3. The ideal People team looks more like a product team than HR

At the core of this model are small, cross-functional squads — typically around 5–6 people — working together on a shared goal.

Each squad might include:

  • A “product owner” (problem lead)
  • Someone focused on user research (talking to employees/managers)
  • Someone designing the experience (comms, workflows)
  • Someone technical (HRIS, automation, integrations)
“You’ll have people that come together in a squad to solve a problem… and then you launch it, measure it, and move on.”

As you scale:

  • Early stage → one squad doing everything
  • Mid stage → squads aligned to funnel stages (e.g. hiring, performance, retention)
  • Enterprise → multiple “products” with multiple squads underneath

The takeaway: structure follows problems, not functions.

4. The hardest buy-in isn’t your CEO — it’s your team

Counterintuitively, Jessica shared that most CEOs actually get this model quickly.

Why? Because it speaks their language:

  • Efficiency
  • ROI
  • Output
  • Business impact

The real friction often comes from within HR.

Why?

  • It flattens traditional specializations (no more “just L&D” or “just TA”)
  • It introduces ambiguity
  • It raises questions about career paths
“It represents a couple of scary things… the work becomes less about tasks and more about owning an ecosystem.”

If you’re leading this change, your job isn’t just designing a new model — it’s helping your team see themselves in it.

5. Your metrics should connect people work to business outcomes

If you can’t measure it, it won’t stick.

But most HR metrics are too isolated — engagement scores, attrition rates, etc. Jessica pushes for cross-functional metrics that tell a deeper story.

Three standout examples:

  • Internal Promotion Retention Rate
    Do your best people stay after they grow?
  • Employee Lifetime Value (ELTV)
    What value does an employee generate over time vs. cost?
  • Regrettable Attrition (redefined)
    Not just “who left,” but:
    • Would we fight to keep them?
    • Would we rehire them?
    • Do we regret how it ended?
“Of the people we think are great… how long do they stay after their first year? That’s a really good metric.”
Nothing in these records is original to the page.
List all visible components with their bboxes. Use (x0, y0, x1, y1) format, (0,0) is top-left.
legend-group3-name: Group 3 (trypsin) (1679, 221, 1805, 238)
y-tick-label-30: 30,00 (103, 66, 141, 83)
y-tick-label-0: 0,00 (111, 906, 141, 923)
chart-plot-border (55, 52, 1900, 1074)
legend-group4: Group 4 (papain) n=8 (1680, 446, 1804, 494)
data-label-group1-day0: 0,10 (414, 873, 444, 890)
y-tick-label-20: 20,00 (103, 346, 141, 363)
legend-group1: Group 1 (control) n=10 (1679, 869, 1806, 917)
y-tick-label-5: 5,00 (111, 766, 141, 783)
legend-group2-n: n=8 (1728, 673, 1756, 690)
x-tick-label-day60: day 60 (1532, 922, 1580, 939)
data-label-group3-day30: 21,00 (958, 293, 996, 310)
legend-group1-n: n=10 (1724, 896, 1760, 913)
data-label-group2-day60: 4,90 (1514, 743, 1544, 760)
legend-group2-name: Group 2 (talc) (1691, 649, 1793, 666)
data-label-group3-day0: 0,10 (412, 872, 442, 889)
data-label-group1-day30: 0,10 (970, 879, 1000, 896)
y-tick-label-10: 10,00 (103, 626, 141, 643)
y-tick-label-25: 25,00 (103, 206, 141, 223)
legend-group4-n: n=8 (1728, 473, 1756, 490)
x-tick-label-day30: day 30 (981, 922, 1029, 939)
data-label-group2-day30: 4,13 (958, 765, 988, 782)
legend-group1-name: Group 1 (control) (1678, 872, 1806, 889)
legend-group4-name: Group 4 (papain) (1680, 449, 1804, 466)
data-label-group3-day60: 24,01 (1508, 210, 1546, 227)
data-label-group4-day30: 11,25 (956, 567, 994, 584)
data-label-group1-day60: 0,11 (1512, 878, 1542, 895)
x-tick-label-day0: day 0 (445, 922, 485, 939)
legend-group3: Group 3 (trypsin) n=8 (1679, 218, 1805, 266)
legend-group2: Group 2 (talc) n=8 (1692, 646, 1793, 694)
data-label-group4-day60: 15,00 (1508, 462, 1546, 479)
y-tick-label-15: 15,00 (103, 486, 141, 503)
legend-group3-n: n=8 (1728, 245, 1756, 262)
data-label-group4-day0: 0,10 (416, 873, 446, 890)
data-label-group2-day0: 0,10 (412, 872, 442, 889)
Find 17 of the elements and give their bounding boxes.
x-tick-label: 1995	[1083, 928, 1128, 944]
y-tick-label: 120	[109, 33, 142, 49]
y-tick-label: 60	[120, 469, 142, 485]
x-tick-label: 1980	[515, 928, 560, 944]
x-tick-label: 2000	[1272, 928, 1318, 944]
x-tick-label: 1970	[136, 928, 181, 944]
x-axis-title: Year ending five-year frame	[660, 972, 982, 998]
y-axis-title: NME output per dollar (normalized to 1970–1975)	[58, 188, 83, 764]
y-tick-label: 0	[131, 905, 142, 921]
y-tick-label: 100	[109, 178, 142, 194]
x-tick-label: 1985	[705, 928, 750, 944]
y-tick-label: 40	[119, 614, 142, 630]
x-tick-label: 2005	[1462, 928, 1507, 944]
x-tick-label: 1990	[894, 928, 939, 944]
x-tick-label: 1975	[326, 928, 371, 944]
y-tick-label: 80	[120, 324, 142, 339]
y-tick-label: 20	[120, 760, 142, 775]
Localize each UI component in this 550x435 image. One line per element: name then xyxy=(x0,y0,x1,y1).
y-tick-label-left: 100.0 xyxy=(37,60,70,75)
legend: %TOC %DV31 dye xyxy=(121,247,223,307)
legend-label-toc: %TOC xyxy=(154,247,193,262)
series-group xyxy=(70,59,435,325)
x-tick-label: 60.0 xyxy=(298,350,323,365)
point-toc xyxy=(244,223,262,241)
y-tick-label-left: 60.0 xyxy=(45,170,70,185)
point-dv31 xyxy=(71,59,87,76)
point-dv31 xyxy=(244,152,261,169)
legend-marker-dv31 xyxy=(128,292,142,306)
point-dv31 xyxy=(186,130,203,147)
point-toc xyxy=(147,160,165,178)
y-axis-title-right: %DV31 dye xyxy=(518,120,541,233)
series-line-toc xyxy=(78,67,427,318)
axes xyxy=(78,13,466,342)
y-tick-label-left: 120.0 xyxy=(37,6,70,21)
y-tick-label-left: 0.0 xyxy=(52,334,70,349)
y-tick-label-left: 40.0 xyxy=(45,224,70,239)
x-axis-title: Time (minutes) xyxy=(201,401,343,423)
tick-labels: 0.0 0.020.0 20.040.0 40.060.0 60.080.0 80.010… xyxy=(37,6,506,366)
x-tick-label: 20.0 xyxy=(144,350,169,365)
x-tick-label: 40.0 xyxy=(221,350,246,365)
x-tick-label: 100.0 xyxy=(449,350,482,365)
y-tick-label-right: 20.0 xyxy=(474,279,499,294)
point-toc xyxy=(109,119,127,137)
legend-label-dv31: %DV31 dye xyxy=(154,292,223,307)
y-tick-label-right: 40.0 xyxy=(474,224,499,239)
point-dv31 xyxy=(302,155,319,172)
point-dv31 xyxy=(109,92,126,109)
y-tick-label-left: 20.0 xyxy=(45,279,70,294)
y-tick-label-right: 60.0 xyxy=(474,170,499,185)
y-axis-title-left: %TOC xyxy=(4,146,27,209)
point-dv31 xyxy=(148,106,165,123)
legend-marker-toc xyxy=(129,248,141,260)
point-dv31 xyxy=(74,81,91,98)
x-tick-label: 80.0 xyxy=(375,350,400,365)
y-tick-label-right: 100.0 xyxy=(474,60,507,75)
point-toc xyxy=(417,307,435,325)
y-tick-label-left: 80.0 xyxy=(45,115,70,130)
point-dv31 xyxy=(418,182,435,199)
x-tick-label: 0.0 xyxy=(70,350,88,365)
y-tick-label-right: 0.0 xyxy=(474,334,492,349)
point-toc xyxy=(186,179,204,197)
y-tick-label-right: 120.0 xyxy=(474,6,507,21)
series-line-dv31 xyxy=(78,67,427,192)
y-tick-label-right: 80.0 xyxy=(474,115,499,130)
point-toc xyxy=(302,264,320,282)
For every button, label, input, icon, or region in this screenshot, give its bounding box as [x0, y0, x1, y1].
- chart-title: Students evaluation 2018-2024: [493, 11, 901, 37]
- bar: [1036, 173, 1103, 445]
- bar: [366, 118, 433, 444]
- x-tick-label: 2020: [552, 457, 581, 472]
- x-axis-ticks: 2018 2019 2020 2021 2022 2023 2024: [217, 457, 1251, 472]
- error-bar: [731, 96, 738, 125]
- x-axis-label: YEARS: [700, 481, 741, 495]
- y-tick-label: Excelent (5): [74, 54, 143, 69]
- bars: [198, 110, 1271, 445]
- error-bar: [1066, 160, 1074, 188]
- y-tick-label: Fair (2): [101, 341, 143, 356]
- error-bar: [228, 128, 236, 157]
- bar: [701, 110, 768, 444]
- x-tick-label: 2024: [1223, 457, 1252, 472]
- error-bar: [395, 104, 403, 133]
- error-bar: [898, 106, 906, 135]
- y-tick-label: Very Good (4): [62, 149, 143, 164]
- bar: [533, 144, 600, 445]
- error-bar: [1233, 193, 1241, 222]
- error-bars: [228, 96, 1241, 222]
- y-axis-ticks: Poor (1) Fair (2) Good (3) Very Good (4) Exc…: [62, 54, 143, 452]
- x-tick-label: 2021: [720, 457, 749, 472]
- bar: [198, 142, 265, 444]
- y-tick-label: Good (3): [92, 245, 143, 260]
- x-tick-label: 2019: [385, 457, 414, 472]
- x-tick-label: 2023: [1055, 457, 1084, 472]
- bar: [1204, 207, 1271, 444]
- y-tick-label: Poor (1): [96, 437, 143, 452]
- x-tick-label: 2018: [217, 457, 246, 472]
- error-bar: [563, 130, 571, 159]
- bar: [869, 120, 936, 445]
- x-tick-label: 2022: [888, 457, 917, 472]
The takeaway: measure what actually reflects organizational health — not just what’s easy to track.

6. AI will amplify this model — but it won’t replace the human work

AI makes it easier than ever to build, automate, and ship solutions quickly.

Which makes this model even more relevant.

But Jessica pushed back on the idea that smaller, AI-powered teams should eliminate human interaction altogether.

“There’s a really high risk of a feature-output disconnect… where things feel less human.”

Her recommendation:

  • Keep ~50% of time focused on “human operations”
  • Talk to employees directly
  • Validate what you’re building in real conversations

“Not everything is a survey… you miss so much fidelity when you reduce everything to that.”

The takeaway: AI should enhance your ability to build — not replace your ability to understand.